At €€€ with a 2024 Michelin star and a 4.6 rating from over 3,000 reviews, yes , particularly compared to equivalent-quality central Paris addresses. The price differential between Villa9Trois and the €€€€ starred rooms of the 8th arrondissement is real, and the setting adds value that those rooms do not offer. The 30–40 minute Metro journey from central Paris is the trade-off; if that does not concern you, the value equation is clear.
The menu's architecture , produce-led, garden-sourced, with coherent international technique threading through each course , is what the Michelin star recognises. The progression from lighter, fermented and dairy-contrasted plates through to richer proteins with herb-forward sauces shows a kitchen that has thought carefully about sequencing, not just individual dishes. For diners who engage with tasting menu logic rather than just ordering à la carte, this is a kitchen delivering at the level the star implies. Worth it for that audience at this price point.
| Venue | Price | Value |
|---|---|---|
| Villa9Trois | €€€ | — |
| Plénitude | €€€€ | — |
| Pierre Gagnaire | €€€€ | — |
| Alléno Paris au Pavillon Ledoyen | €€€€ | — |
| Kei | €€€€ | — |
| Le Cinq - Four Seasons Hôtel George V | €€€€ | — |
A quick look at how Villa9Trois measures up.
If you want Michelin-starred modern cuisine inside the périphérique, Kei offers a comparable €€€ price point with Franco-Japanese precision. For a step up in formality and price, Le Cinq at the George V and Alléno Paris deliver at the multi-star level.
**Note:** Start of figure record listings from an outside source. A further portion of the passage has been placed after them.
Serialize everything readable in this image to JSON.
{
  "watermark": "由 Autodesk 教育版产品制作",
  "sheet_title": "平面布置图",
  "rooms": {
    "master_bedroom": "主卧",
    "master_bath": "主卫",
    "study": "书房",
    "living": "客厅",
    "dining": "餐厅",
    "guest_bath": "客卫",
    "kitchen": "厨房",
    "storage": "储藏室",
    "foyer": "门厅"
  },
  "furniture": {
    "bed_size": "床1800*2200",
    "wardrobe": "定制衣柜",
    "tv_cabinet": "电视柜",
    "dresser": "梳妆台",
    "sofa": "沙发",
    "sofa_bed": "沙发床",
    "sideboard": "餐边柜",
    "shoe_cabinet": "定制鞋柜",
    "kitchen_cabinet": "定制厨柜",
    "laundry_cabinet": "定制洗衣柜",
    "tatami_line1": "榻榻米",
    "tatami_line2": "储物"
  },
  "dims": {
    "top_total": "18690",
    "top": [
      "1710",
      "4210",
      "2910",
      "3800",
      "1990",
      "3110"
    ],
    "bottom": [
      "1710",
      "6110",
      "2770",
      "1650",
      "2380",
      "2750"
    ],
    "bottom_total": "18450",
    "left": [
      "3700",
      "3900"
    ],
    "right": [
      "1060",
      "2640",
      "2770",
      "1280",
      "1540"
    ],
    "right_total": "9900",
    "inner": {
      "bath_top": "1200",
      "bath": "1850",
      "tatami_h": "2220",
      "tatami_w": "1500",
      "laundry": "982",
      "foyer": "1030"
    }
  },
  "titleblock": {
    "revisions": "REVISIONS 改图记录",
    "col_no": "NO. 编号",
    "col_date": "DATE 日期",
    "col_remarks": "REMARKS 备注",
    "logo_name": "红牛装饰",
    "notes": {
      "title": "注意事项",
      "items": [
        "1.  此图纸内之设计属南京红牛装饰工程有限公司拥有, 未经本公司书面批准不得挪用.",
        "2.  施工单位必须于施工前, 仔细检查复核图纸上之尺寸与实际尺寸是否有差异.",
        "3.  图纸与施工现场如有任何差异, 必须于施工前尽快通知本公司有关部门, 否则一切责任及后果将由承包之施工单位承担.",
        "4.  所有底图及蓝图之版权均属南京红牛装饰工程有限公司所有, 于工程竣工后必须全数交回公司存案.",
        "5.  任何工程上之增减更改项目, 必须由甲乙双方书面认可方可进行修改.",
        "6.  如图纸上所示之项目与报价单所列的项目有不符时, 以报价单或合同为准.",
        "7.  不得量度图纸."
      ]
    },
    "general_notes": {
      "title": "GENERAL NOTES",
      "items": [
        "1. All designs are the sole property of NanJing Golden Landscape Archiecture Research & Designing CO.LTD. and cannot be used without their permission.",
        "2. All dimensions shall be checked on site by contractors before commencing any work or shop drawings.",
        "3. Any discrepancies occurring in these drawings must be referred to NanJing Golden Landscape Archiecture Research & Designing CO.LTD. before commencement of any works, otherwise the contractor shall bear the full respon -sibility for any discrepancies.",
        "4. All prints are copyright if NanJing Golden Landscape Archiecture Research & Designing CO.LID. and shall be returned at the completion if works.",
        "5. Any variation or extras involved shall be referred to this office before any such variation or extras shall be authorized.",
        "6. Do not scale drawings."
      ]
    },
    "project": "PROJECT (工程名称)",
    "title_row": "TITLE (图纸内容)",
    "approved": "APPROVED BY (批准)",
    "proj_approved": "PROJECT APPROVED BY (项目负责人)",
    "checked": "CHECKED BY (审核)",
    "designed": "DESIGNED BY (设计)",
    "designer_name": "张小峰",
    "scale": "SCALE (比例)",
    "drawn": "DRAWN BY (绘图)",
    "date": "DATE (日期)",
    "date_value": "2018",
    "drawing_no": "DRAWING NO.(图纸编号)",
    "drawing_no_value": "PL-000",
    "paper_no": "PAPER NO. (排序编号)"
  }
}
Villa9Trois earns its place because the setting — 19th-century villa, garden, terrace — is something none of those central Paris addresses can replicate at this price range.
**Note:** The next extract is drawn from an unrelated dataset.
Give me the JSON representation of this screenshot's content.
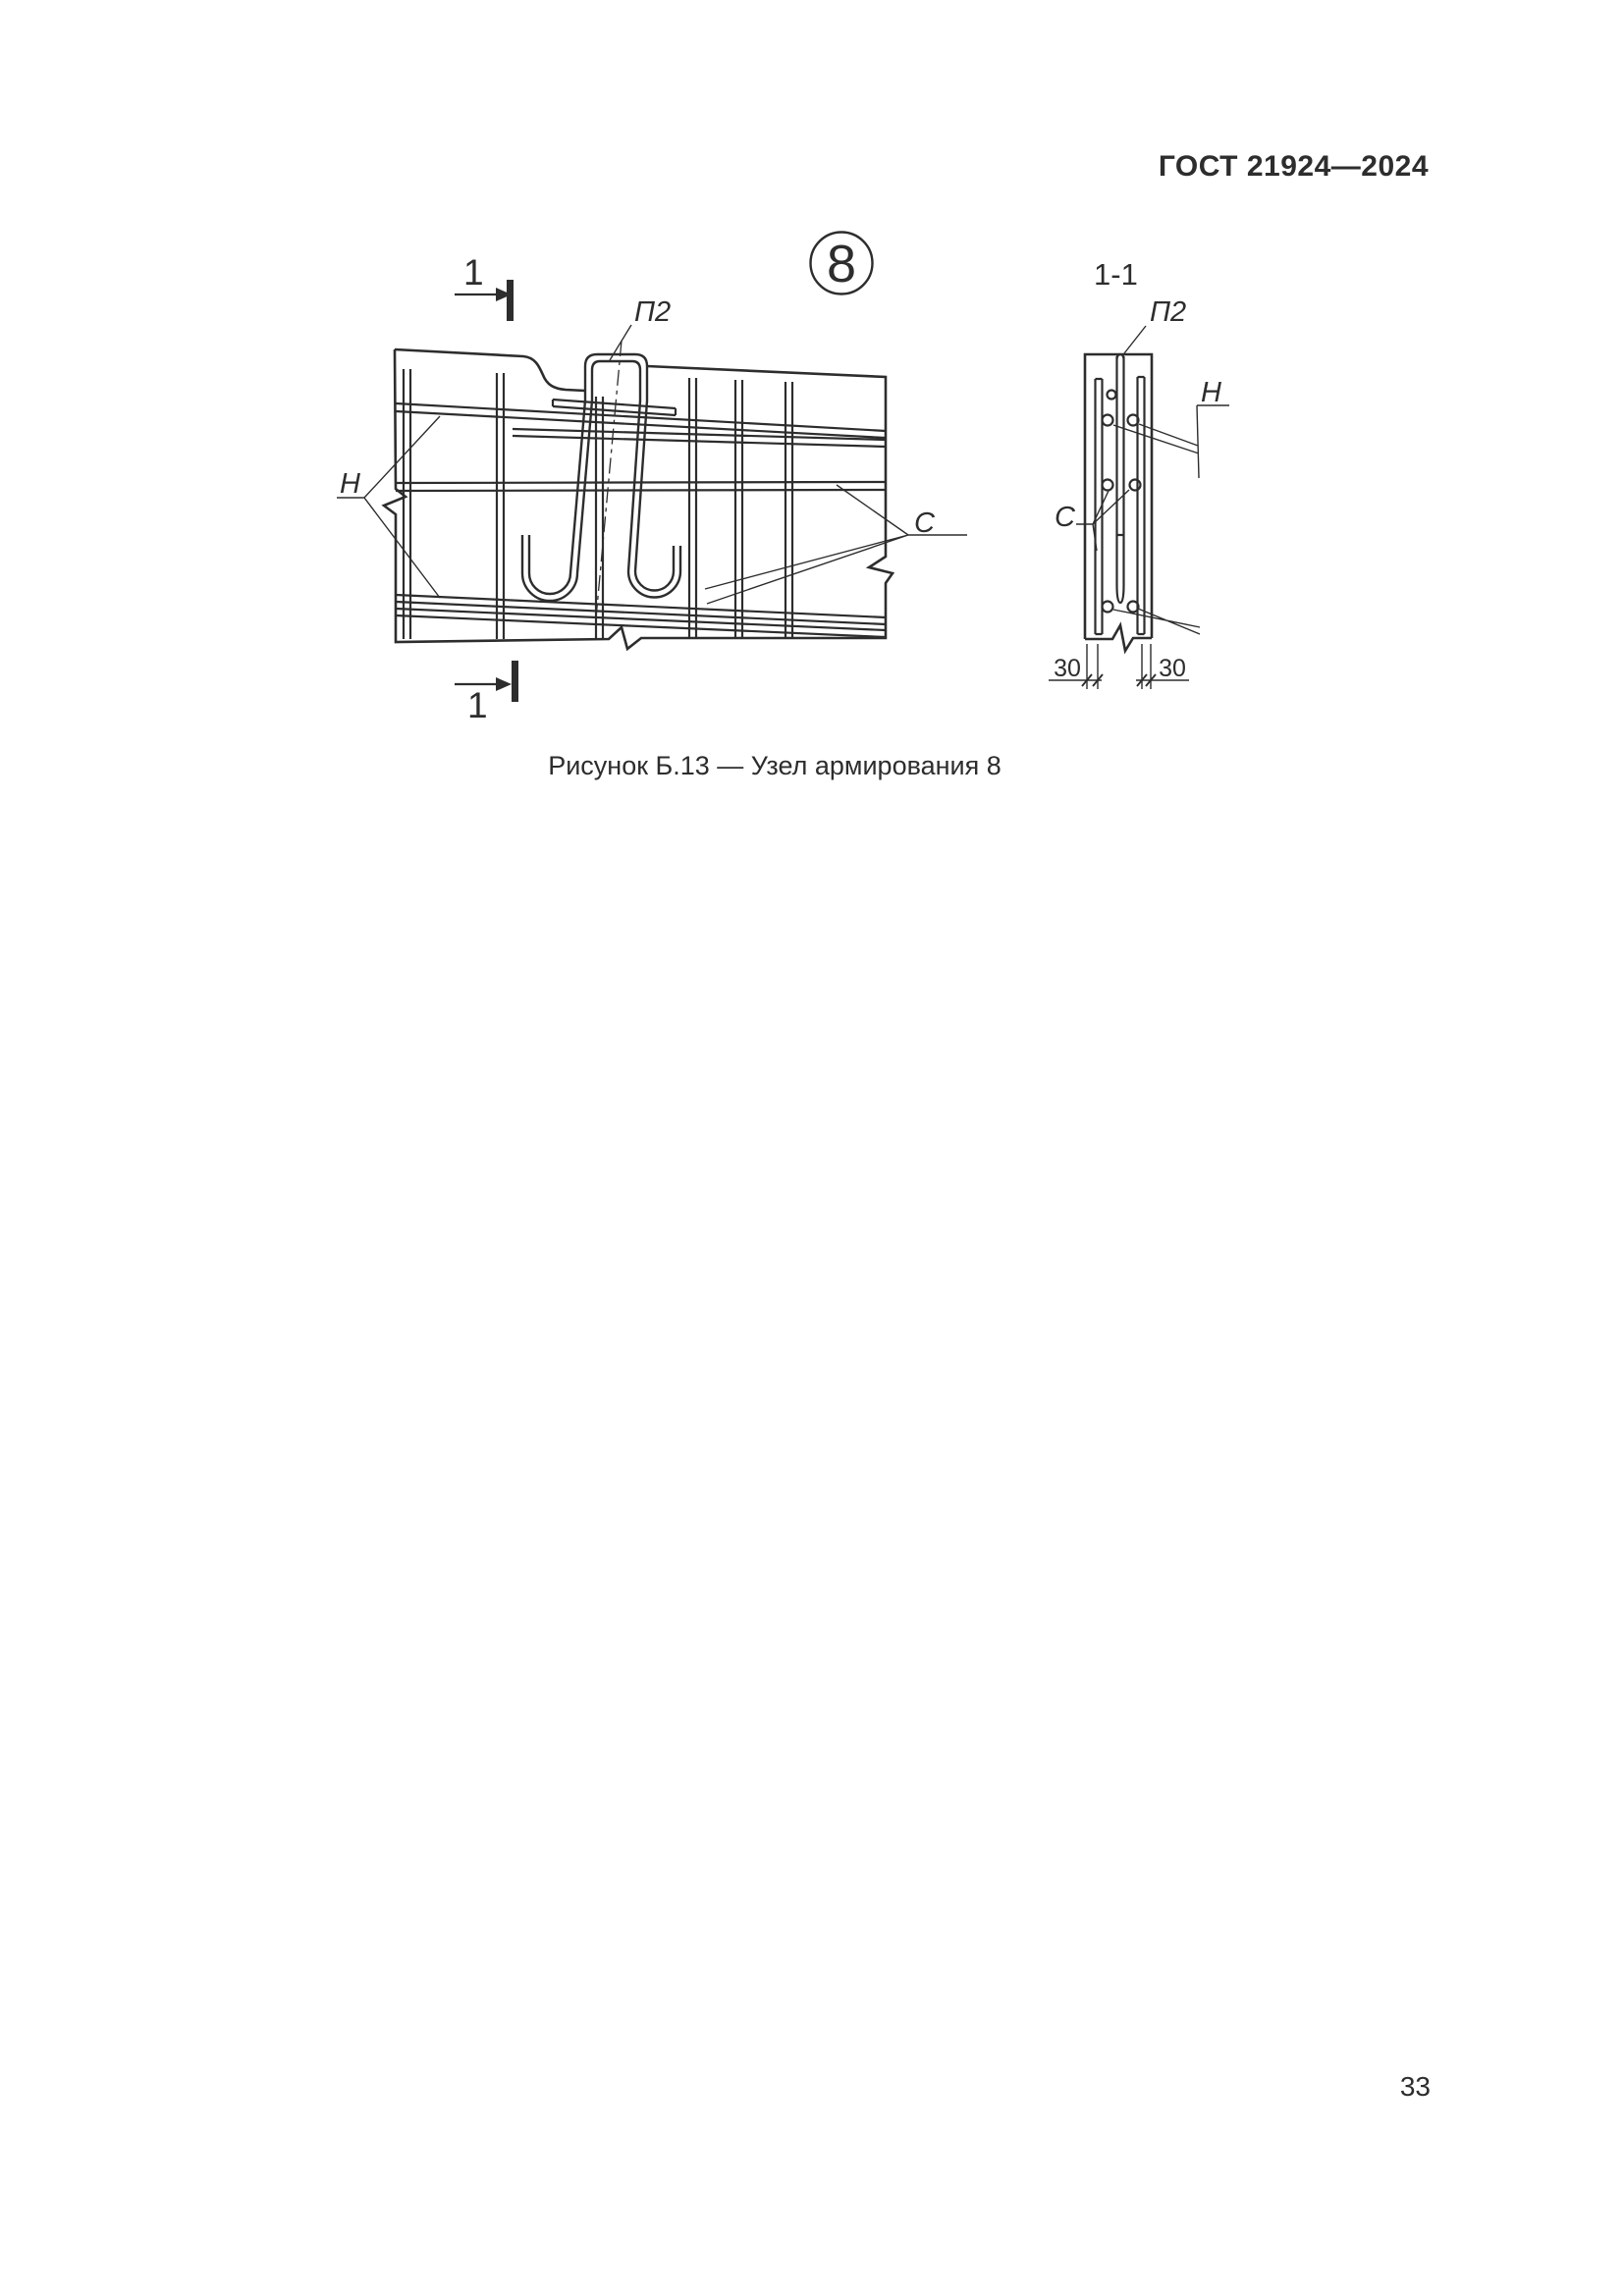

The kitchen's documented strengths run toward produce-led plates with acidic and aromatic contrasts: aubergine marinated in dashi, rainbow trout with horseradish and pine oil stock, and barbecued duck with verbena gravy are cited in the Michelin recognition. Ordering à la carte is an option, but the tasting menu is the better decision if you want to see the full progression the kitchen is building.
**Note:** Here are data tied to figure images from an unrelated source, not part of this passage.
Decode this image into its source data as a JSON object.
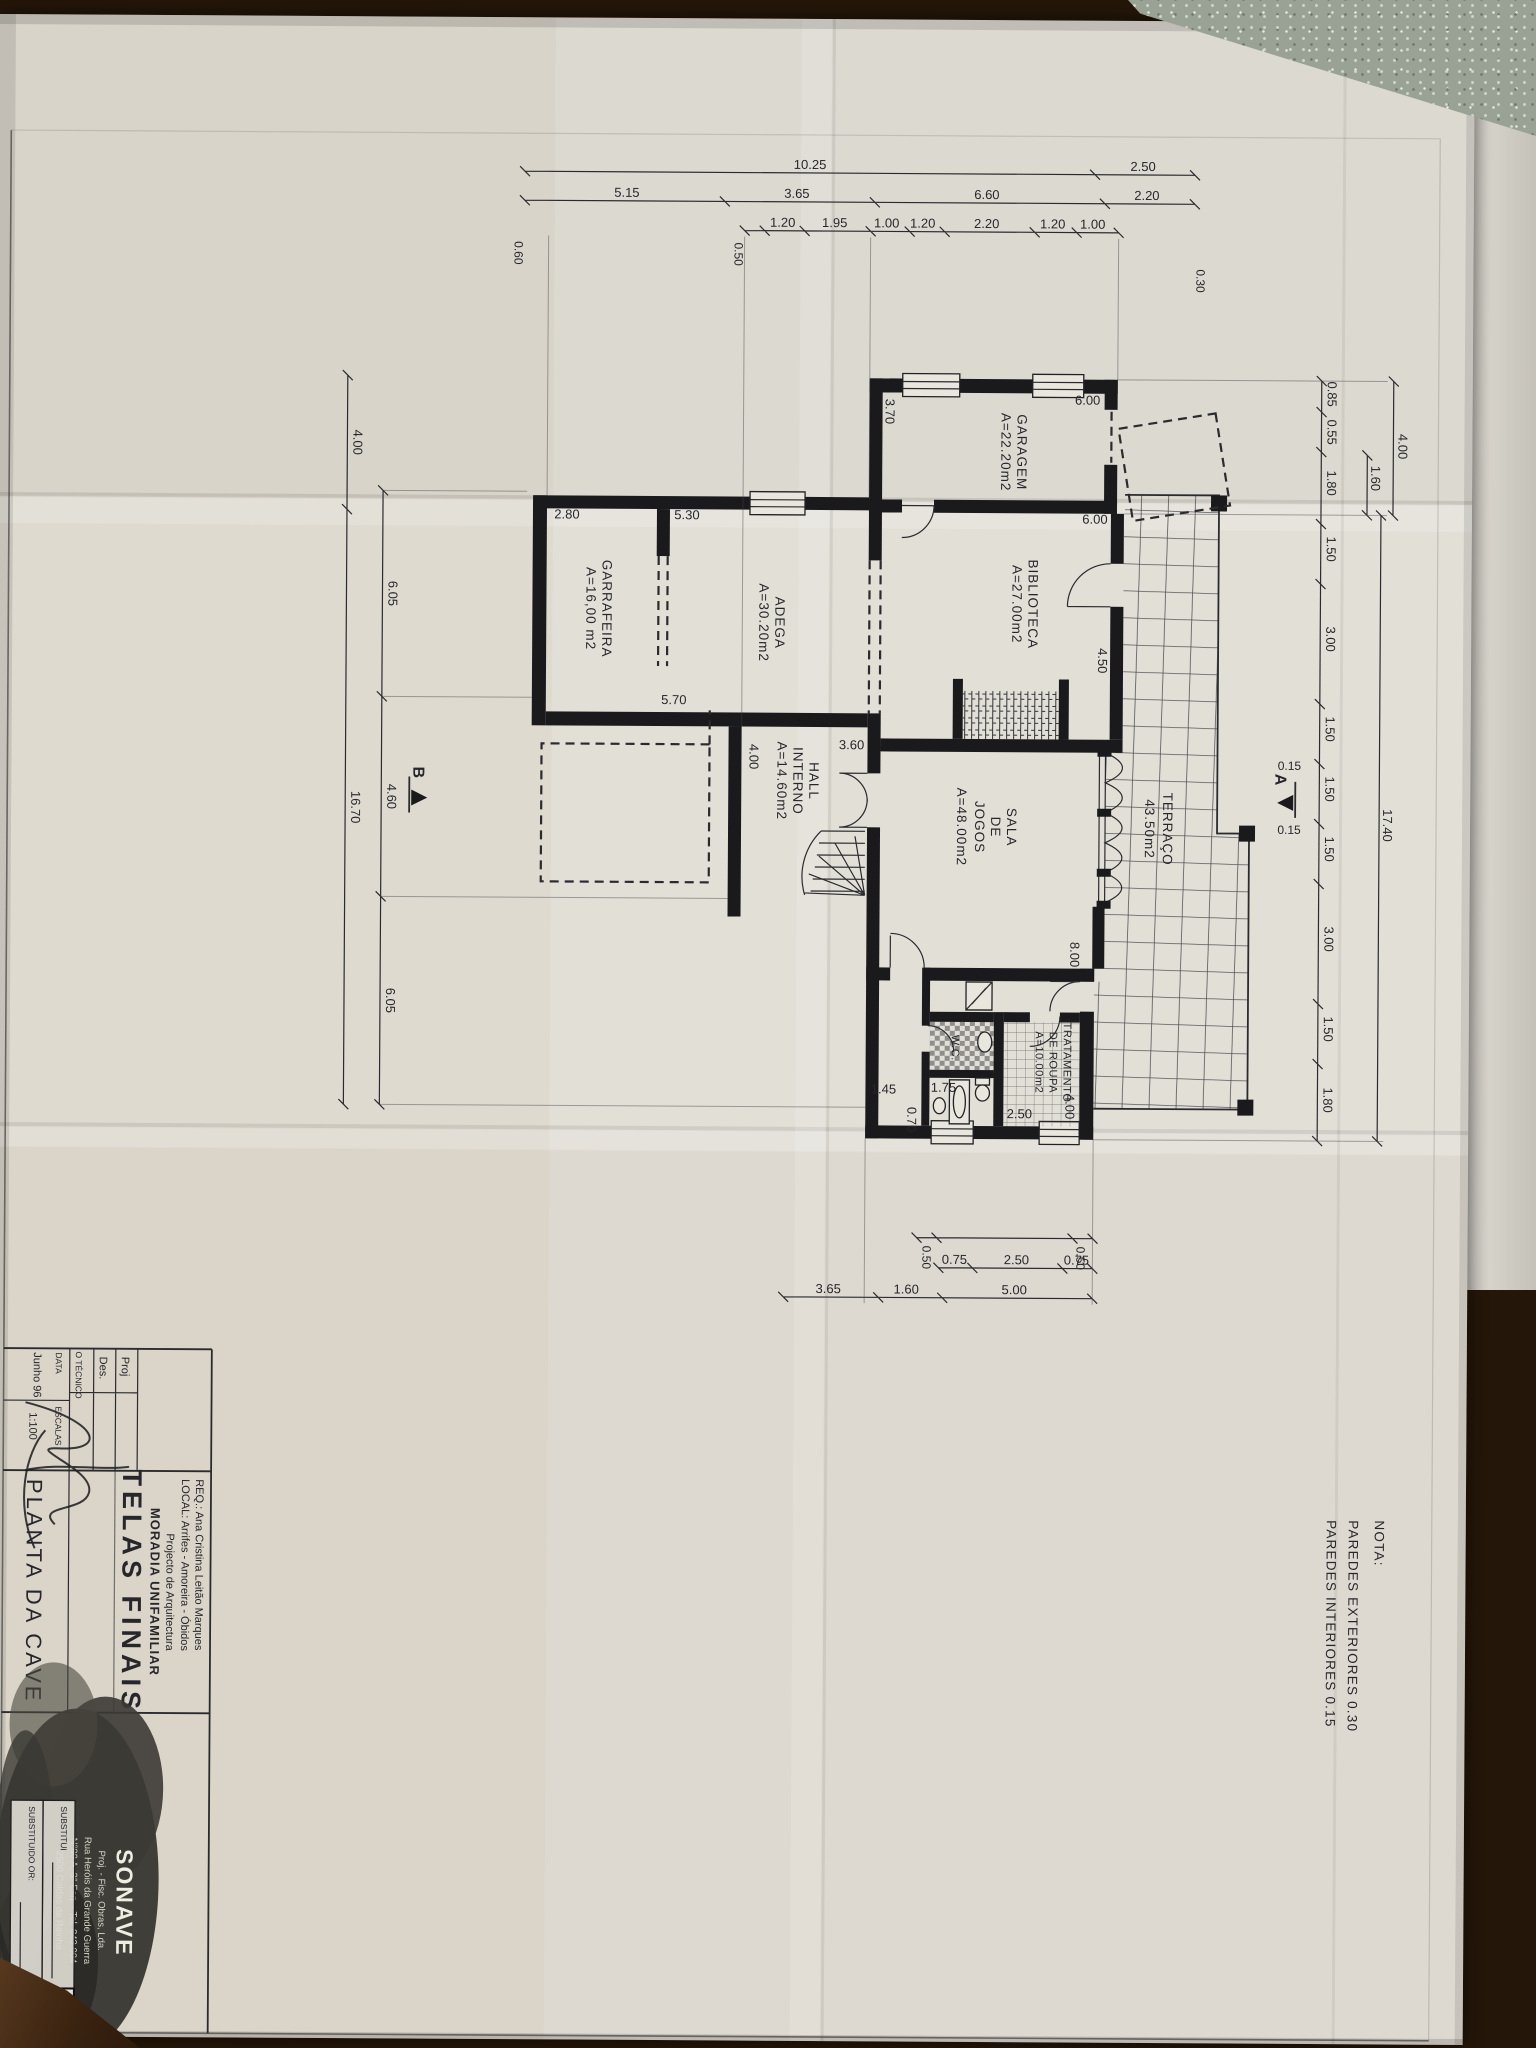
{
  "colors": {
    "paper": "#e2dfd7",
    "ink": "#26262b",
    "wall": "#1a1a1d",
    "table_wood": "#3a2310",
    "granite": "#99a294"
  },
  "nota": {
    "title": "NOTA:",
    "line1": "PAREDES EXTERIORES 0.30",
    "line2": "PAREDES INTERIORES 0.15"
  },
  "rooms": {
    "garagem": {
      "name": "GARAGEM",
      "area": "A=22.20m2"
    },
    "biblioteca": {
      "name": "BIBLIOTECA",
      "area": "A=27.00m2"
    },
    "adega": {
      "name": "ADEGA",
      "area": "A=30.20m2"
    },
    "garrafeira": {
      "name": "GARRAFEIRA",
      "area": "A=16,00 m2"
    },
    "hall": {
      "l1": "HALL",
      "l2": "INTERNO",
      "area": "A=14.60m2"
    },
    "sala": {
      "l1": "SALA",
      "l2": "DE",
      "l3": "JOGOS",
      "area": "A=48.00m2"
    },
    "tratamento": {
      "l1": "TRATAMENTO",
      "l2": "DE ROUPA",
      "area": "A=10.00m2"
    },
    "terraco": {
      "name": "TERRAÇO",
      "area": "43.50m2"
    },
    "wc": {
      "name": "W.C."
    }
  },
  "dims": {
    "top_outer": [
      "4.00",
      "1.60",
      "17.40"
    ],
    "top_inner": [
      "0.85",
      "0.55",
      "1.80",
      "1.50",
      "3.00",
      "1.50",
      "1.50",
      "1.50",
      "3.00",
      "1.50",
      "1.80"
    ],
    "top_wall_marks": [
      "0.15",
      "0.15"
    ],
    "left_outer": [
      "2.50",
      "10.25"
    ],
    "left_mid": [
      "2.20",
      "6.60",
      "3.65",
      "5.15"
    ],
    "left_inner": [
      "1.00",
      "1.20",
      "2.20",
      "1.20",
      "1.00",
      "1.95",
      "1.20"
    ],
    "left_extras": [
      "0.30",
      "0.50",
      "0.60"
    ],
    "bottom_inner": [
      "6.05",
      "4.60",
      "6.05"
    ],
    "bottom_outer": [
      "4.00",
      "16.70"
    ],
    "right_inner": [
      "0.50",
      "0.50"
    ],
    "right_mid": [
      "0.75",
      "2.50",
      "0.75"
    ],
    "right_outer": [
      "5.00",
      "1.60",
      "3.65"
    ],
    "interior": [
      "3.70",
      "6.00",
      "6.00",
      "4.50",
      "5.30",
      "2.80",
      "5.70",
      "3.60",
      "4.00",
      "8.00",
      "4.00",
      "2.50",
      "0.70",
      "1.45",
      "1.75"
    ],
    "sections": {
      "a": "A",
      "b": "B"
    }
  },
  "title_block": {
    "req": "REQ.: Ana Cristina Leitão Marques",
    "local": "LOCAL: Arrifes - Amoreira - Óbidos",
    "project_subtype": "Projecto de Arquitectura",
    "project_type": "MORADIA UNIFAMILIAR",
    "set_title": "TELAS FINAIS",
    "drawing_title": "PLANTA DA CAVE",
    "proj_label": "Proj",
    "des_label": "Des.",
    "tecnico_label": "O TÉCNICO",
    "data_label": "DATA",
    "data_value": "Junho 96",
    "escalas_label": "ESCALAS",
    "escalas_value": "1:100",
    "substitui": "SUBSTITUI",
    "substituido": "SUBSTITUIDO  OR:",
    "sheet_number": "08",
    "stamp": {
      "company": "SONAVE",
      "line1": "Proj. - Fisc. Obras, Lda.",
      "line2": "Rua Heróis da Grande Guerra",
      "line3": "N°80 A, 3° Esq. - Tel. 843 004",
      "line4": "2500 Caldas da Rainha"
    }
  }
}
Yes — the combination of a 2024 Michelin star, a 19th-century villa setting with a terrace strung with fairy lights, and a price range that sits below central Paris equivalents makes it a strong choice for an occasion dinner. A warm-weather evening booking on the terrace is the obvious call; book well ahead as tables move fast post-star.
Possible, but the villa format and tasting menu structure are better suited to a pair or small group. Solo diners are not excluded, but there is no documented counter or bar seating in the venue record, so confirm the seating arrangement when booking. The format rewards conversation and a shared progression through the menu.
The venue's documented menu leans heavily on garden produce, fish, and meat with fermented and acidic components — that architecture gives the kitchen flexibility, but specific dietary accommodation is not confirmed in available data. check the venue's official channels before booking if restrictions are a factor; for a €€€ tasting menu experience, advance notice is standard practice at this level.
At €€€ with a 2024 Michelin star, Villa9Trois is one of the stronger value arguments in the greater Paris dining scene. Central Paris one-star equivalents like Kei or Pierre Gagnaire command higher price floors for comparable or only marginally better cooking. The setting adds material value: wooded grounds, a vegetable garden, greenhouse, and a terrace that central addresses cannot match.
Yes, if a produce-forward, modern tasting format suits you. The menu follows a clear logic — lighter, acidic and vegetable-forward plates building toward richer preparations — with the garden and greenhouse directly informing what is on the plate. If you are after à la carte flexibility rather than a structured progression, the format is less ideal, and a central Paris brasserie would serve you better.